The winners get a trip to the Google I/O developer conference or a smartphone. The rest of us get a look at some interesting Android-based solutions, such as a game that you play by swiping notifications, an autonomous vehicle powered by a phone, and an unusual home screen launcher.
You can view more details about all of the projects at the Android Experiments website. Some are available for download as apps from the Google Play Store, while more involved projects like the autonomous vehicle aren’t available in app form (but you can get the source code for that project).
One of the more unusual apps is HungerMoji: a game that plays out in your notification tray. You’ll need a phone that runs stock Android software to play, because non-standard notifications can mess with game play. But the game is interesting for the way the developer thought outside the box of how you would normally play a game on an Android phone or tablet.
Lens Launcher is a little less outside-the-box, but this app launcher still offers a different experience than any other launcher I’ve seen. You can essentially adjust the settings so that all of your Android apps are visible as tiny icons on a single page. Zoom in by running your finger over the screen until you find the app you want to open.
Another winners is a Flappy Bird-like game called Wearabird that works with Android wear, allowing you to flap your arms to make the bird rise and fall.

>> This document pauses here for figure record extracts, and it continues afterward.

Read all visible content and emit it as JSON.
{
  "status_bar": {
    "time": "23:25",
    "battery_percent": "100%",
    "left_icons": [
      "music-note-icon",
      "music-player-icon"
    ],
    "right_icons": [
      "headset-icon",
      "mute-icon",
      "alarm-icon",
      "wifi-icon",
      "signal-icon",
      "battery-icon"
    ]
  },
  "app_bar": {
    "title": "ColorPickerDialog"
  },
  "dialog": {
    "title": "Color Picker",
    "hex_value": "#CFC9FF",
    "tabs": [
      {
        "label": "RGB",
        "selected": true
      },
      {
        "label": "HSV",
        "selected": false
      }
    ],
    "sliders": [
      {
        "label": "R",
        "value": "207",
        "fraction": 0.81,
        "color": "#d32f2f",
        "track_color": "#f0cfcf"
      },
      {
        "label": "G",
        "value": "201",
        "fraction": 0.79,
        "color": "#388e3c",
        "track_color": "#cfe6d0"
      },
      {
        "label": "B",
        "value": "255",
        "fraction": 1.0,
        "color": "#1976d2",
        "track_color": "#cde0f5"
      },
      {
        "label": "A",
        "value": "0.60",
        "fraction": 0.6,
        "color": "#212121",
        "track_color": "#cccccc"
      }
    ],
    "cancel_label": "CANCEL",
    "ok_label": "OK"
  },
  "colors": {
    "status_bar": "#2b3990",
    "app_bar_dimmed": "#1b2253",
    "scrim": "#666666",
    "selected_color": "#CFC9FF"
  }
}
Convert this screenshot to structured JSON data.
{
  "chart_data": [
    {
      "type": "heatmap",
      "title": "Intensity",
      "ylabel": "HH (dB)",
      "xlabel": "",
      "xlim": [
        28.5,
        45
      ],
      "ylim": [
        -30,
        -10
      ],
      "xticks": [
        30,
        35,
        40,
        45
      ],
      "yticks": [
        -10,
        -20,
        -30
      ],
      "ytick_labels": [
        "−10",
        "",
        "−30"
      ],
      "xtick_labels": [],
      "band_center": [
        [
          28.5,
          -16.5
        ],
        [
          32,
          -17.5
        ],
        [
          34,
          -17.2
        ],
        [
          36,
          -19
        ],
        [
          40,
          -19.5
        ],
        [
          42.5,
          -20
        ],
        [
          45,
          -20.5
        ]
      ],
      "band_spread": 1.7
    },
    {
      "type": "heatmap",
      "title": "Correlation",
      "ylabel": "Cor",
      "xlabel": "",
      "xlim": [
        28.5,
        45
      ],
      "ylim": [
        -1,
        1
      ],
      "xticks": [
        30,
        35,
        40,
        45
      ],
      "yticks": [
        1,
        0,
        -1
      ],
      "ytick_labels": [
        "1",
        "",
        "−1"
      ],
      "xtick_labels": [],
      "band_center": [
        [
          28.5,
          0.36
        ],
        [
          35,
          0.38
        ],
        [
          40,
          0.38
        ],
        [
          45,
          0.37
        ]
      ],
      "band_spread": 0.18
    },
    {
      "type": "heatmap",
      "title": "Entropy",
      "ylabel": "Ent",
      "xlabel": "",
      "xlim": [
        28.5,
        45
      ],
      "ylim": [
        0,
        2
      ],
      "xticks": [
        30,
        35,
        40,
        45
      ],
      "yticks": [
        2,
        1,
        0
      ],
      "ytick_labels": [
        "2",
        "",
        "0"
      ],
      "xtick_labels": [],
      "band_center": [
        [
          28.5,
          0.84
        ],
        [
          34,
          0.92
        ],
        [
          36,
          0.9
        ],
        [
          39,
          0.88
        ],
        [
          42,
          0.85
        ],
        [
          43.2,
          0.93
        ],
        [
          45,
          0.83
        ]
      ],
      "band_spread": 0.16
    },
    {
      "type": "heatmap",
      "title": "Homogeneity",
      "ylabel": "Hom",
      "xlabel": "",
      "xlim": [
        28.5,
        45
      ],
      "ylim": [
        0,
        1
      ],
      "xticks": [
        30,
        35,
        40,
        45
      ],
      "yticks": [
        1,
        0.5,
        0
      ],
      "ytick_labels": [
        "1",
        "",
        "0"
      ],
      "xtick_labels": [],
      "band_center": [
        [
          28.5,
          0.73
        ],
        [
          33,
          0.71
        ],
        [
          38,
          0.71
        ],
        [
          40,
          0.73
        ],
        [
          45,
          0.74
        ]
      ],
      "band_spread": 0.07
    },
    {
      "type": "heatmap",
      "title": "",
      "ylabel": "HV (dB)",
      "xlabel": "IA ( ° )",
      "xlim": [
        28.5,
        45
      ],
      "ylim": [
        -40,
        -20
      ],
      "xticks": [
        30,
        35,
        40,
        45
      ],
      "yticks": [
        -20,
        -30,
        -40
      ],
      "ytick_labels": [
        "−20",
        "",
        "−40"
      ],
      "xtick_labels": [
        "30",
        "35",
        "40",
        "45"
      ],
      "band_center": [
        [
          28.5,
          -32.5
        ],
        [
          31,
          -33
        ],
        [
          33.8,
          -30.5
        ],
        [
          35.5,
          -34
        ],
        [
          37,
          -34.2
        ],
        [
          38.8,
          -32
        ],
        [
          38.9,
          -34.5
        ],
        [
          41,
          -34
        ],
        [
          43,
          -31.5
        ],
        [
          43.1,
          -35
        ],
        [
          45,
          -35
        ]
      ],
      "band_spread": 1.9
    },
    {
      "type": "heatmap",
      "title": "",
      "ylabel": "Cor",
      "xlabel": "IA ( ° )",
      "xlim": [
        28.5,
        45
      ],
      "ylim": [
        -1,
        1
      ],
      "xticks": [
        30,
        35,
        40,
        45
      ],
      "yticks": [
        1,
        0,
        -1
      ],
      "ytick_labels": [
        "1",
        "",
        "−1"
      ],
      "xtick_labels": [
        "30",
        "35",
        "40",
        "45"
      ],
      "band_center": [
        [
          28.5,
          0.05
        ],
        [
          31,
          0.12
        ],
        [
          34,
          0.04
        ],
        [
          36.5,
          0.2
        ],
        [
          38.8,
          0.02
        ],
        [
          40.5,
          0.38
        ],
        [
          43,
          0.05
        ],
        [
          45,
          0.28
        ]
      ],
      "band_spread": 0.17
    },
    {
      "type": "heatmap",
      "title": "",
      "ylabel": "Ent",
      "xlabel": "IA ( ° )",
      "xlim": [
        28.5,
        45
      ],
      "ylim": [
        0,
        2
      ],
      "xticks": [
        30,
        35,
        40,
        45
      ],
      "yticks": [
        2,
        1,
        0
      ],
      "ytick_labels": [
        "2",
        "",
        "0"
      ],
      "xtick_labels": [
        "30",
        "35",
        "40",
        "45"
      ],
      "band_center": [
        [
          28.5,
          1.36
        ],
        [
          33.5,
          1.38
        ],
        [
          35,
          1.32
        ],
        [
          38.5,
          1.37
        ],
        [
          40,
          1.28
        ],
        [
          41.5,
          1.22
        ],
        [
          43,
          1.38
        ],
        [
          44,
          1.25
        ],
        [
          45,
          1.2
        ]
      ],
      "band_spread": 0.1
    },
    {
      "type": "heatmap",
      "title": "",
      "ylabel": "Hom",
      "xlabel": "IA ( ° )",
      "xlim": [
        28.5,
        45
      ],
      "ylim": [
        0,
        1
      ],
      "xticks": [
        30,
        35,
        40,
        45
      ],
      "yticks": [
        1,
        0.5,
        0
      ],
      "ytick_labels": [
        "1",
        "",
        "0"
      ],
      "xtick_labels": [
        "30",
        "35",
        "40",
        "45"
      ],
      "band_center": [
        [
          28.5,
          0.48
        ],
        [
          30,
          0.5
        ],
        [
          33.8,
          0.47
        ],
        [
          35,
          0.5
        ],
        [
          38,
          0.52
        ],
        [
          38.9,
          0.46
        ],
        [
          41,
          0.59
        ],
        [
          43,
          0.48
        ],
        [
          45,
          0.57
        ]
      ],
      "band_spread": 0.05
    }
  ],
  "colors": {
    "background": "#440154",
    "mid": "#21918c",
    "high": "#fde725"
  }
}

While it takes a lot more effort to flap your arms than it would to just tap a screen, the game seems a bit more forgiving than Flappy Bird.
Other winners include one designed to make using your phone on a motorcycle more safe, a lock screen that lets you use motion-based gestures instead of a PIN or swiping gesture to unlock the device, a sort of art project, and an app that lets you use your phone as a 3D controller for interacting with objects on a Chromecast-connected display.